Владимир Абаринов: Когда после выхода на Западе книги «Архипелаг ГУЛАГ» над Александром Солженицыным нависла угроза расправы, лучшие американские писатели выступили в его защиту. Артур Миллер, Джон Апдайк, Труман Капотэ, Курт Воннегут подписывали петиции вместе с Грэмом Грином, Гюнтером Грассом и Юкио Мисимой. Из всех стран, готовых предоставить ему убежище, изгнанник выбрал Соединенные Штаты. Он поселился близ деревни Кавендиш в штате Вермонт и жил там затворником почти 18 лет. Соседи уважали его уединение. Многие вывесили на своих домах табличку с предупреждением: «Дорогу к Солженицыну не показываем». В то же время президент Джеральд Форд воздержался от приглашения Солженицына в Белый Дом. Совет уклониться от встречи дал ему тогдашний госсекретарь Генри Киссинджер. «Солженицын – значительный писатель, - сообщал он президенту в служебной записке, - однако его политических взглядов стесняются даже его товарищи-диссиденты».


В 1978 году Солженицын нарушил свое затворничество. Он принял приглашение Гарвардского университета выступить на выпускной церемонии. И сразу стало ясно, чего опасались Киссинджер и Форд. Вот что писал об этой речи выдающийся американский историк и политический мыслитель Артур Шлезингер.

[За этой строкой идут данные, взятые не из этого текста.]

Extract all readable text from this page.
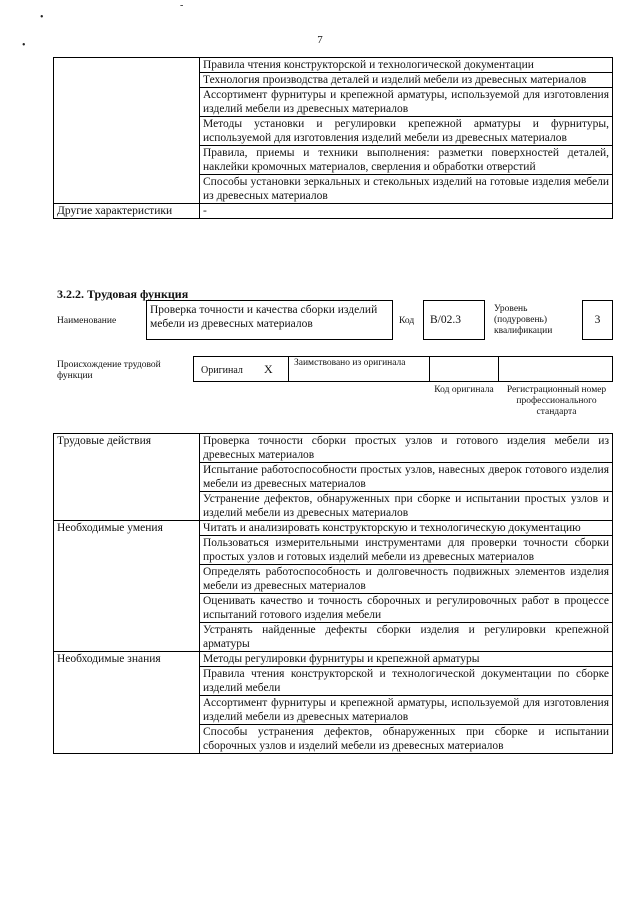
-
•
•	7
	Правила чтения конструкторской и технологической документации
	Технология производства деталей и изделий мебели из древесных материалов
	Ассортимент фурнитуры и крепежной арматуры, используемой для изготовления изделий мебели из древесных материалов
	Методы установки и регулировки крепежной арматуры и фурнитуры, используемой для изготовления изделий мебели из древесных материалов
	Правила, приемы и техники выполнения: разметки поверхностей деталей, наклейки кромочных материалов, сверления и обработки отверстий
	Способы установки зеркальных и стекольных изделий на готовые изделия мебели из древесных материалов
Другие характеристики	-
3.2.2. Трудовая функция
Наименование
Проверка точности и качества сборки изделий мебели из древесных материалов	Код	В/02.3
Уровень (подуровень) квалификации
3
Происхождение трудовой функции	Оригинал X	Заимствовано из оригинала
Код оригинала	Регистрационный номер профессионального стандарта
Трудовые действия	Проверка точности сборки простых узлов и готового изделия мебели из древесных материалов
	Испытание работоспособности простых узлов, навесных дверок готового изделия мебели из древесных материалов
	Устранение дефектов, обнаруженных при сборке и испытании простых узлов и изделий мебели из древесных материалов
Необходимые умения	Читать и анализировать конструкторскую и технологическую документацию
	Пользоваться измерительными инструментами для проверки точности сборки простых узлов и готовых изделий мебели из древесных материалов
	Определять работоспособность и долговечность подвижных элементов изделия мебели из древесных материалов
	Оценивать качество и точность сборочных и регулировочных работ в процессе испытаний готового изделия мебели
	Устранять найденные дефекты сборки изделия и регулировки крепежной арматуры
Необходимые знания	Методы регулировки фурнитуры и крепежной арматуры
	Правила чтения конструкторской и технологической документации по сборке изделий мебели
	Ассортимент фурнитуры и крепежной арматуры, используемой для изготовления изделий мебели из древесных материалов
	Способы устранения дефектов, обнаруженных при сборке и испытании сборочных узлов и изделий мебели из древесных материалов
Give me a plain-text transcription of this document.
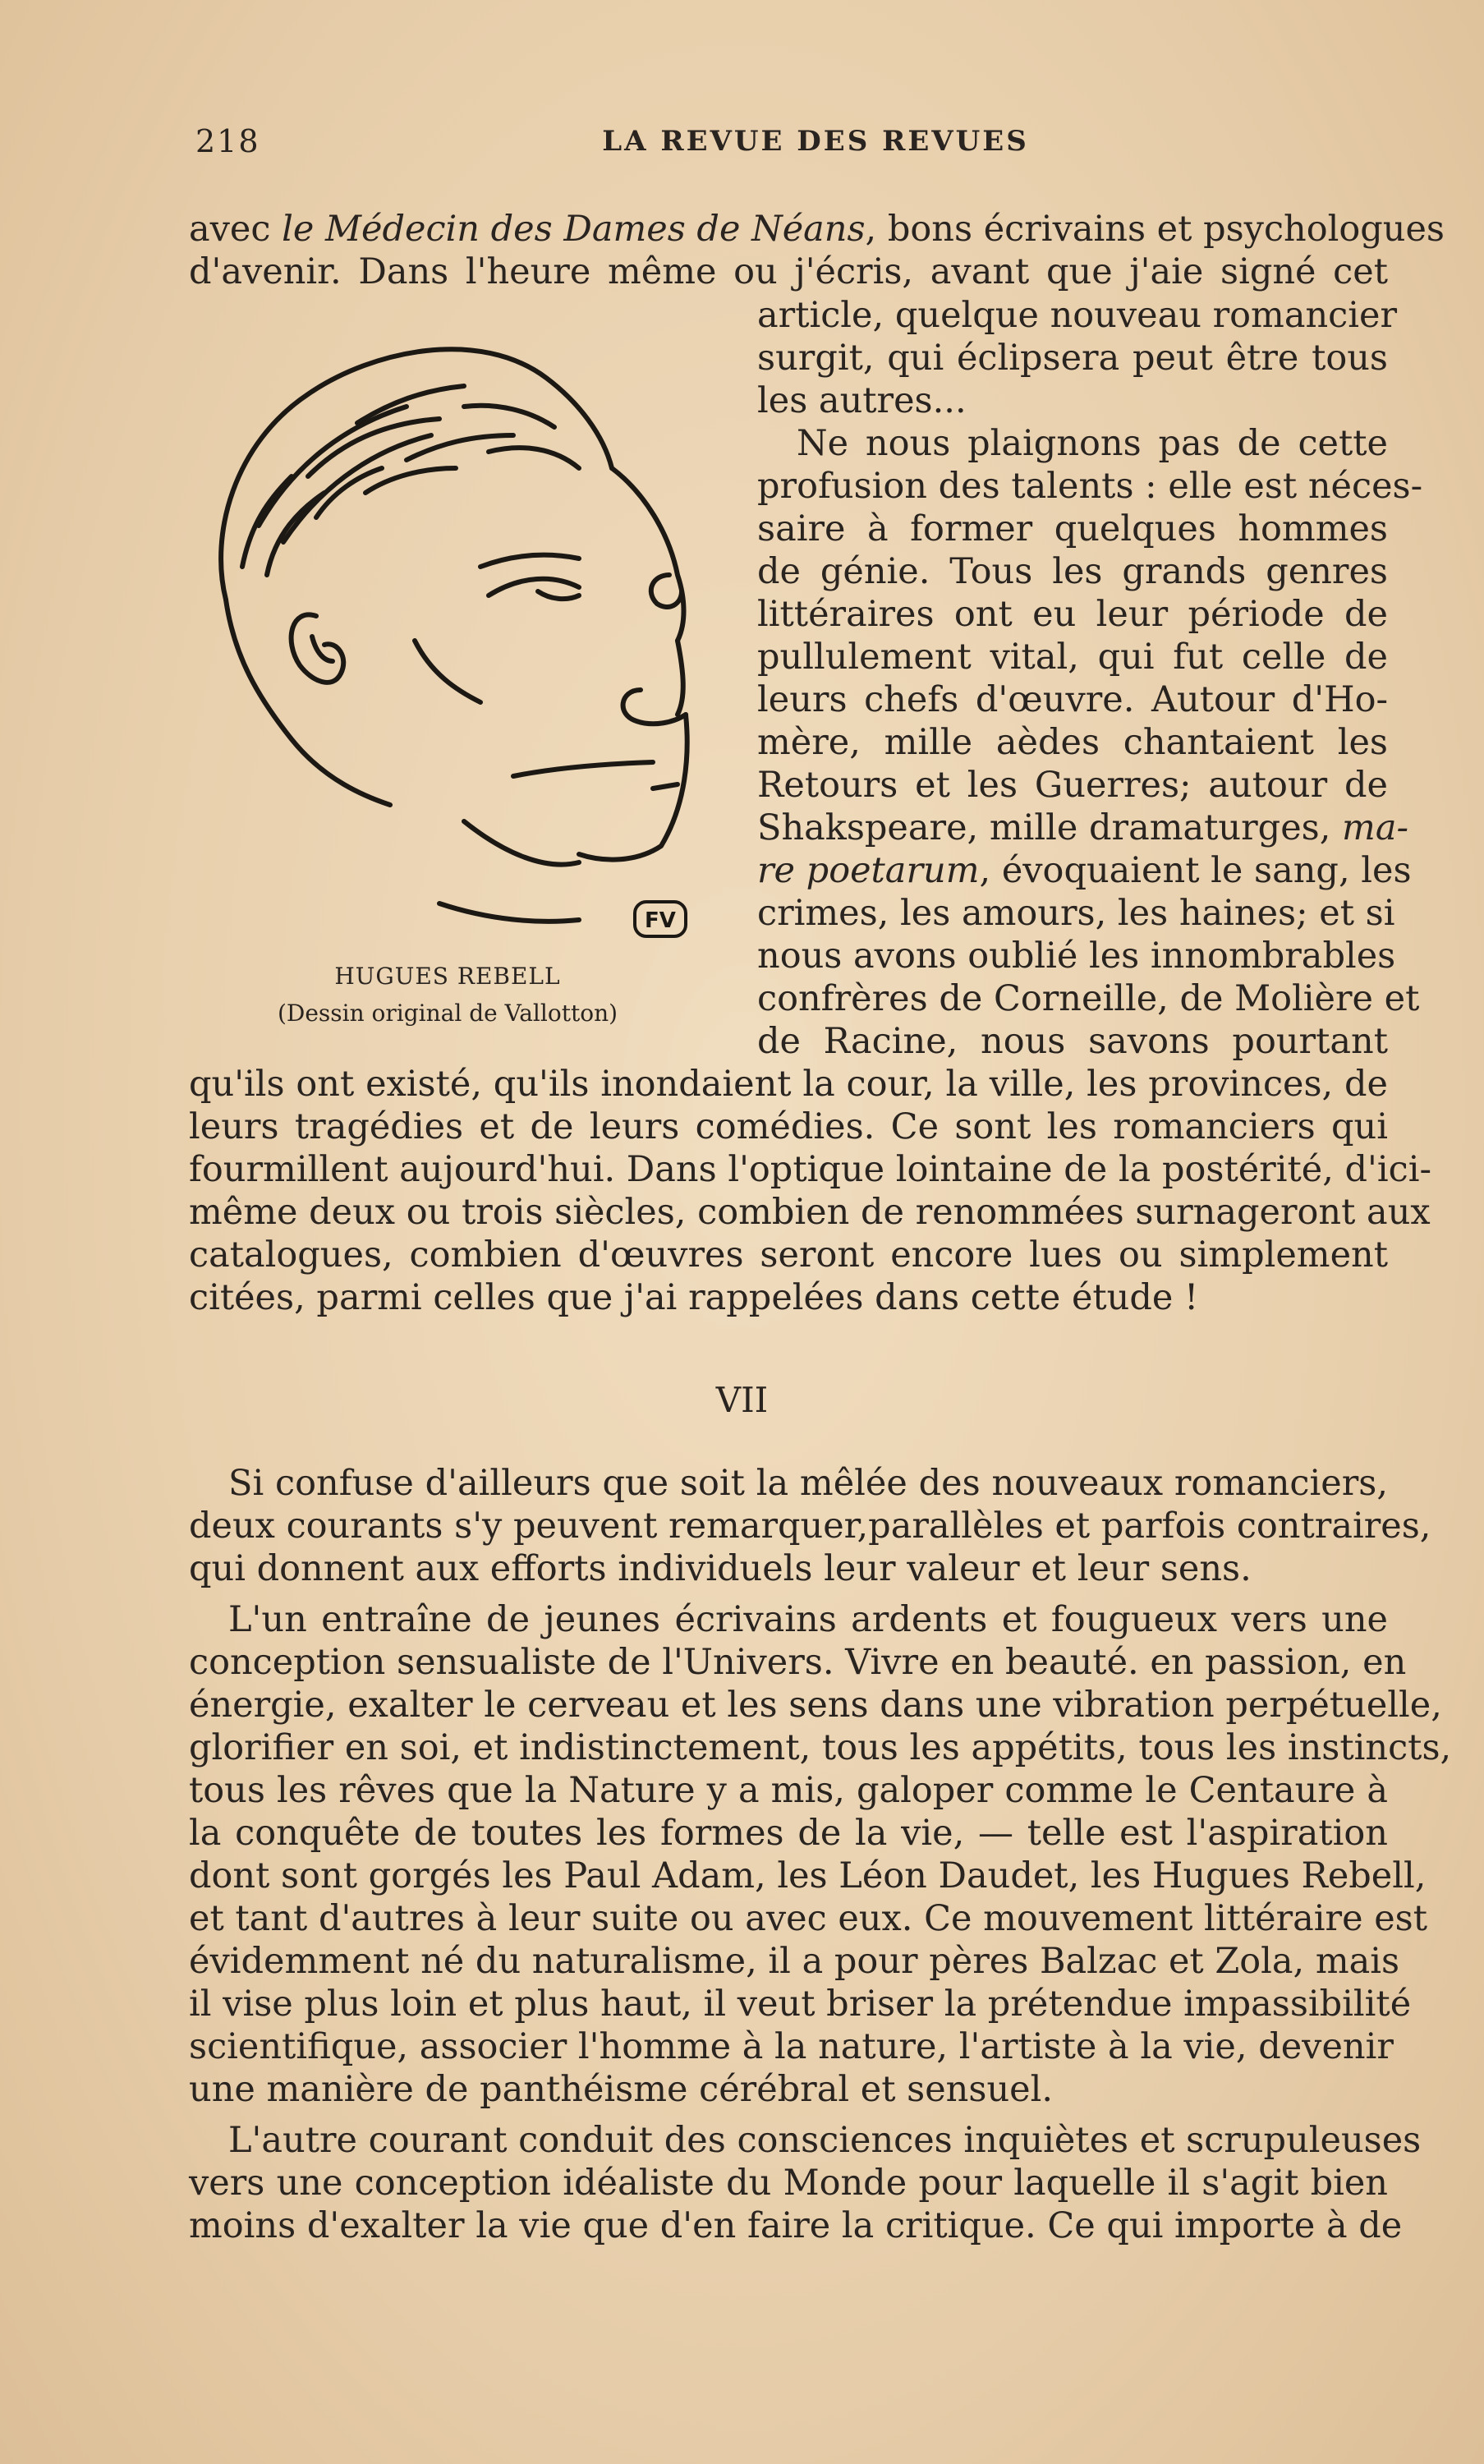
218	LA REVUE DES REVUES
avec le Médecin des Dames de Néans, bons écrivains et psychologues
d'avenir. Dans l'heure même ou j'écris, avant que j'aie signé cet
FV
HUGUES REBELL
(Dessin original de Vallotton)
article, quelque nouveau romancier
surgit, qui éclipsera peut être tous
les autres...
Ne nous plaignons pas de cette
profusion des talents : elle est néces-
saire à former quelques hommes
de génie. Tous les grands genres
littéraires ont eu leur période de
pullulement vital, qui fut celle de
leurs chefs d'œuvre. Autour d'Ho-
mère, mille aèdes chantaient les
Retours et les Guerres; autour de
Shakspeare, mille dramaturges, ma-
re poetarum, évoquaient le sang, les
crimes, les amours, les haines; et si
nous avons oublié les innombrables
confrères de Corneille, de Molière et
de Racine, nous savons pourtant
qu'ils ont existé, qu'ils inondaient la cour, la ville, les provinces, de
leurs tragédies et de leurs comédies. Ce sont les romanciers qui
fourmillent aujourd'hui. Dans l'optique lointaine de la postérité, d'ici-
même deux ou trois siècles, combien de renommées surnageront aux
catalogues, combien d'œuvres seront encore lues ou simplement
citées, parmi celles que j'ai rappelées dans cette étude !
VII
Si confuse d'ailleurs que soit la mêlée des nouveaux romanciers,
deux courants s'y peuvent remarquer,parallèles et parfois contraires,
qui donnent aux efforts individuels leur valeur et leur sens.
L'un entraîne de jeunes écrivains ardents et fougueux vers une
conception sensualiste de l'Univers. Vivre en beauté. en passion, en
énergie, exalter le cerveau et les sens dans une vibration perpétuelle,
glorifier en soi, et indistinctement, tous les appétits, tous les instincts,
tous les rêves que la Nature y a mis, galoper comme le Centaure à
la conquête de toutes les formes de la vie, — telle est l'aspiration
dont sont gorgés les Paul Adam, les Léon Daudet, les Hugues Rebell,
et tant d'autres à leur suite ou avec eux. Ce mouvement littéraire est
évidemment né du naturalisme, il a pour pères Balzac et Zola, mais
il vise plus loin et plus haut, il veut briser la prétendue impassibilité
scientifique, associer l'homme à la nature, l'artiste à la vie, devenir
une manière de panthéisme cérébral et sensuel.
L'autre courant conduit des consciences inquiètes et scrupuleuses
vers une conception idéaliste du Monde pour laquelle il s'agit bien
moins d'exalter la vie que d'en faire la critique. Ce qui importe à de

Диктор: То, что прозвучало в Гарварде в 1978 году, не удивило бы и самых первых выпускников университета. Ибо Александр Солженицын возобновил старую, хотя и забыт y ю ныне в этих местах традицию апокалипсических пророчеств. B течение первых ста лет существования университета наиглавнейшей темой выступлений проповедников Новой Англии была иеремиада — стенания о слабости человека и вырождении общества, призывы к смирению и покаянию. Это было очень-очень давно. Но на выпускной церемонии 1978 года Солженицын, не только говоривший, но и выглядевший как персонаж Ветхого Завета, прочитал страстную пропо­ведь в духе былых времен, предупреждая Америку o том, что зло наступает и что Судный День близок, призывая американцев покаяться в своих грехах, отринуть своих идолов и пасть ниц перед Наивысшим Совершенным Бо­жеством.




Владимир Абаринов: Как ни удивительно, на первый взгляд, самые гневные свои филиппики Солженицын, книги которого были запрещены на родине, направил против свободы слова.




Александр Солженицын: Какая у журналиста и газеты ответственность перед читающей публикой или перед историей? Необходимость дать мгновенную авторитетную информацию заставляет заполнять пустоты догадками, собирая слухи и предположения, которые потом никогда не опровергнутся, но осядут в памяти масс. Сколько поспешных, опрометчивых, незрелых, заблудительных суждений высказывается ежедневно, заморочивает мозги читателей — и так застывает!Пресса имеет возможность и симулировать общественное мнение, и воспитать его извращённо. То создаётся геростратова слава террористам, то раскрываются даже оборонные тайны своей страны, то беззастенчиво вмешиваются в личную жизнь известных лиц под лозунгом: «все имеют право всё знать». Ложный лозунг ложного века: много выше утерянное право людей не знать, не забивать своей божественной души — сплетнями, суесловием, праздной чепухой. Поверхностность и поспешность — психическая болезнь XX века — более всего и выражена в прессе. Прессе противопоказано войти в глубину проблемы, это не в природе её, она лишь выхватывает сенсационные формулировки. А между тем: по какому избирательному закону она избрана и перед кем отчитывается? Если на коммунистическом Востоке журналист откровенно назначается как государственный чиновник, то кто выбирал западных журналистов в их состояние власти? на какой срок и с какими полномочиями?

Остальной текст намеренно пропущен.